Consideremos brevemente otra secuencia de fútbol, de orden inverso, en donde el desmadre irrumpe en la cancha para generar el caos que, finalmente, conduce a la victoria en el marcador y cohesiona a la familia. Un jugador entra al partido, tambaleándose como borracho. Se hace pasar por el famoso futbolista apodado “El Carioca”. Pero este farsante —que apenas puede sostenerse— huye despavorido del balón a cada pase. Entonces le llueven pelotazos. Martirizado, resbala sobre un tanque de concreto fresco que, ingeniosamente, convierte su pie en una bota de escayola con la que, rebotando la pelota con fuerza, anota el gol que decide el partido. El premio de la victoria lo acercará con su interés amoroso y le dará la confianza con su futuro suegro. La escena pertenece a El vividor (1956), protagonizada por Germán Valdés “Tin Tan”. El cómico, en este caso, está lejos de tener las funciones del patriarca. Poco le importa salvar a la familia. Y sin embargo, lo logra. El desmadre tiene esa contradicción: operar con una profunda anarquía, violencia incluso, y sin embargo brindarnos cohesión. 

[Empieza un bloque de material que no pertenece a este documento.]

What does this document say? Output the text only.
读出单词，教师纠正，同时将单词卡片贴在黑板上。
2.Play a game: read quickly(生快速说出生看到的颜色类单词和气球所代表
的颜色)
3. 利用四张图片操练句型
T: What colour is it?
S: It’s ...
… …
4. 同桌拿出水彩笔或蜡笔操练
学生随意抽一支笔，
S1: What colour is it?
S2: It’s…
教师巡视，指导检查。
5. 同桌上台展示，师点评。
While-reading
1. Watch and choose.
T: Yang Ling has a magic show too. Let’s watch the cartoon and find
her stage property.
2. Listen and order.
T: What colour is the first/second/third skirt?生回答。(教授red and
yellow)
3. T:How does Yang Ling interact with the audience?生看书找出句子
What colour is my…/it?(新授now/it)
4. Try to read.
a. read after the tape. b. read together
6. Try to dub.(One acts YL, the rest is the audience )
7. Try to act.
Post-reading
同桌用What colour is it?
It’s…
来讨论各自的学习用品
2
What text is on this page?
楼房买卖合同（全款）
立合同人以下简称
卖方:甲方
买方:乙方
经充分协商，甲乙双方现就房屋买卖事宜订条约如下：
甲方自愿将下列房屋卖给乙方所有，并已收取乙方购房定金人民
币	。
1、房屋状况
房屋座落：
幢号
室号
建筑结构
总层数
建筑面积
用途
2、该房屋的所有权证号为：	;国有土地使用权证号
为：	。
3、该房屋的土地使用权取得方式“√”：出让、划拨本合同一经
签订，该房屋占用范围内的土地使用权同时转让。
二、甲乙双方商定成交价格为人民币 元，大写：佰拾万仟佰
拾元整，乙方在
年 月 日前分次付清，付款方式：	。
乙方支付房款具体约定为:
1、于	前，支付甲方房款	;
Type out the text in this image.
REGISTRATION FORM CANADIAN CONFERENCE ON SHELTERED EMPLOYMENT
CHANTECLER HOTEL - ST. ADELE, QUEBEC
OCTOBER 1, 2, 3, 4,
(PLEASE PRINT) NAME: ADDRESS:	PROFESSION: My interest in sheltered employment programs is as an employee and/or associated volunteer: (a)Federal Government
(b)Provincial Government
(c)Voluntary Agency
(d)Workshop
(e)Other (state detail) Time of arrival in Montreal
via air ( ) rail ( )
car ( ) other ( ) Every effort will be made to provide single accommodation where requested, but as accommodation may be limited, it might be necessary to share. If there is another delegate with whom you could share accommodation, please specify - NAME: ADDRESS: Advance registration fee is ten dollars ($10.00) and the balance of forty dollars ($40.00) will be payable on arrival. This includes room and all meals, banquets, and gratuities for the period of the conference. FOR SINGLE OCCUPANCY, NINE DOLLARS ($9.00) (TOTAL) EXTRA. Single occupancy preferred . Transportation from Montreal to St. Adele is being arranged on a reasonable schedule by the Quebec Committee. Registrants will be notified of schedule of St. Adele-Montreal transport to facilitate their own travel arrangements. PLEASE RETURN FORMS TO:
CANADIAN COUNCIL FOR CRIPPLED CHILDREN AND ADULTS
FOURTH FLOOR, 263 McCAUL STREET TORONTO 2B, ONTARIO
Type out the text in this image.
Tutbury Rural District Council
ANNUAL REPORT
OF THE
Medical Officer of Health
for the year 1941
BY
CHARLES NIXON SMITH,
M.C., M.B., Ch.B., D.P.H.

¿A qué le tiras cuando filmas, mexicano? El fútbol será en el cine nacional un fértil terreno de juego para disputar las complejidades del carácter tricolor. Ritual de entrega para contender por la unión familiar. Graderío multitudinario de tensiones sociales. Disparo de galantería y consecuentes rubores. Pista de baile para el carismático hombre de barrio. Palco de honor para intereses corporativos, jugadas de mercado y cameos estelares. Banquillo para los distintos tonos de la misoginia. Moneda en el aire entre la línea de gol y la resignación derrotista. Altavoz emocional de frecuencias radiofónicas, televisivas y galácticas. Tanda de penales para definir el orgullo identitario. Escala de planos del relajo colectivo. ¿Y dónde colocar la cámara en ese instante? Cuando la piel encrespada recuerda el oleaje de una multitud, agitada ante el vértigo de la catástrofe o el milagro.

En los polos del desmadre, el patriarca debe estar dispuesto a propinar golpes. Mientras que el cómico debe estar dispuesto a recibirlos. Motivos, claro, que apelan a lo varonil y masculino. En la actualidad, el tirano patriarca no es una preocupación del cine mexicano. Tampoco se le extraña. Reivindiquemos el desmadre como motivo de nuestra filmografía. Perderlo nos priva de importantes expresiones del gozo.

Revisen aquí una lista con las películas mexicanas relativas al fútbol, elaborada por Marcos González.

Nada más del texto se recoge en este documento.